Metaliferi Mountains (Munții Metaliferi; Erdélyi-érchegység), meaning Ore Mountains, are in the Carpathian Mountain Range and are a division of the Apuseni Mountains.

==Peaks==
The highest peak is Poienița Peak, with an elevation of 1437 m. The range also includes the Detunatele, a pair of basalt peaks with columnar jointing which are two of the most beautiful peaks in the Apuseni Mountains. The Roșia Poieni copper mine and several communities are in the area.

==Lakes==
There are several lakes nestled within the Metaliferi Mountains. Five of them are located near Roșia Montană:
- Lacul Mare has a surface area of 2.5 ha and a maximum depth of 5 m; it is located at an altitude of 930 m and was built in 1908.
- Țarinii Lake has a surface area of 0.6 ha and a maximum depth of 10 m; it is located at an altitude of 1000 m and was built in 1900.

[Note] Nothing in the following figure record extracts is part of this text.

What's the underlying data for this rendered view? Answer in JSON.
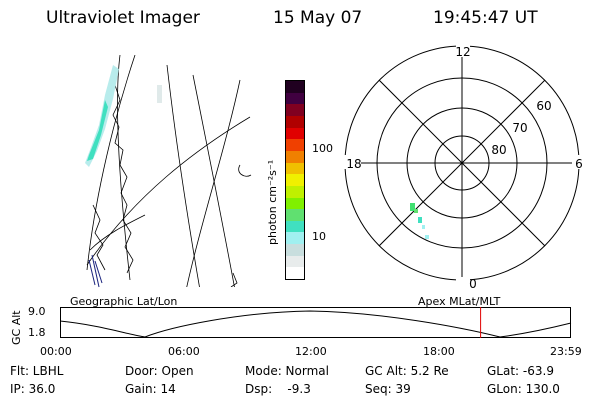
{
  "header": {
    "title": "Ultraviolet Imager",
    "date": "15 May 07",
    "time": "19:45:47 UT"
  },
  "colorbar": {
    "label": "photon cm⁻²s⁻¹",
    "ticks": [
      "100",
      "10"
    ],
    "colors": [
      "#ffffff",
      "#e8ecec",
      "#c8dede",
      "#a0f0f0",
      "#40e0c0",
      "#60e070",
      "#80f000",
      "#c0f000",
      "#f0f000",
      "#f0c000",
      "#f08000",
      "#f04000",
      "#e00000",
      "#b00000",
      "#800020",
      "#400040",
      "#200020"
    ]
  },
  "polar_plot": {
    "labels": {
      "top": "12",
      "bottom": "0",
      "left": "18",
      "right": "6",
      "lat_60": "60",
      "lat_70": "70",
      "lat_80": "80"
    }
  },
  "timeline": {
    "left_title": "Geographic Lat/Lon",
    "right_title": "Apex MLat/MLT",
    "y_label": "GC Alt",
    "y_ticks": [
      "9.0",
      "1.8"
    ],
    "x_ticks": [
      "00:00",
      "06:00",
      "12:00",
      "18:00",
      "23:59"
    ],
    "marker_color": "#e00000",
    "current_time_fraction": 0.823
  },
  "footer": {
    "row1": [
      "Flt: LBHL",
      "Door: Open",
      "Mode: Normal",
      "GC Alt: 5.2 Re",
      "GLat: -63.9"
    ],
    "row2": [
      "IP: 36.0",
      "Gain: 14",
      "Dsp:    -9.3",
      "Seq: 39",
      "GLon: 130.0"
    ]
  }
}
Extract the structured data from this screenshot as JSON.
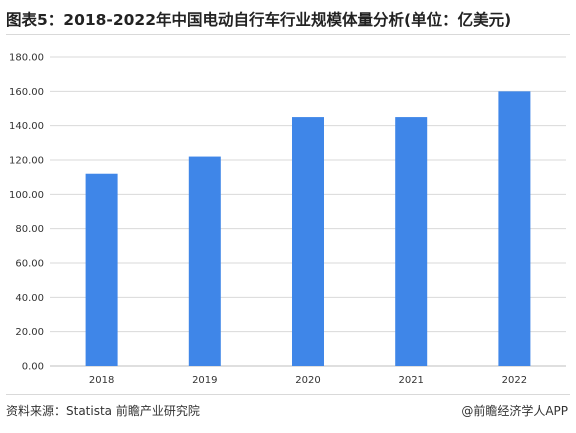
{
  "header": {
    "title": "图表5：2018-2022年中国电动自行车行业规模体量分析(单位：亿美元)"
  },
  "footer": {
    "source": "资料来源：Statista 前瞻产业研究院",
    "credit": "@前瞻经济学人APP"
  },
  "colors": {
    "bar": "#3f86e8",
    "grid": "#d9d9d9",
    "axis": "#bfbfbf"
  },
  "chart_data": {
    "type": "bar",
    "title": "图表5：2018-2022年中国电动自行车行业规模体量分析(单位：亿美元)",
    "categories": [
      "2018",
      "2019",
      "2020",
      "2021",
      "2022"
    ],
    "values": [
      112,
      122,
      145,
      145,
      160
    ],
    "ylim": [
      0,
      180
    ],
    "yticks": [
      "0.00",
      "20.00",
      "40.00",
      "60.00",
      "80.00",
      "100.00",
      "120.00",
      "140.00",
      "160.00",
      "180.00"
    ],
    "xlabel": "",
    "ylabel": "",
    "grid": true,
    "legend": "none"
  }
}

- Anghel Lake has a surface area of 0.6 ha and a maximum depth of 4 m; it is located at an altitude of 850 m, behind a 40 m long dam.
- Brazi Lake has a surface area of 0.6 ha and a maximum depth of 6 m; it is located at an altitude of 930 m, behind a 130 m long dam.
- Cartuș Lake has a surface area of 0.3 ha and a maximum depth of 2 m.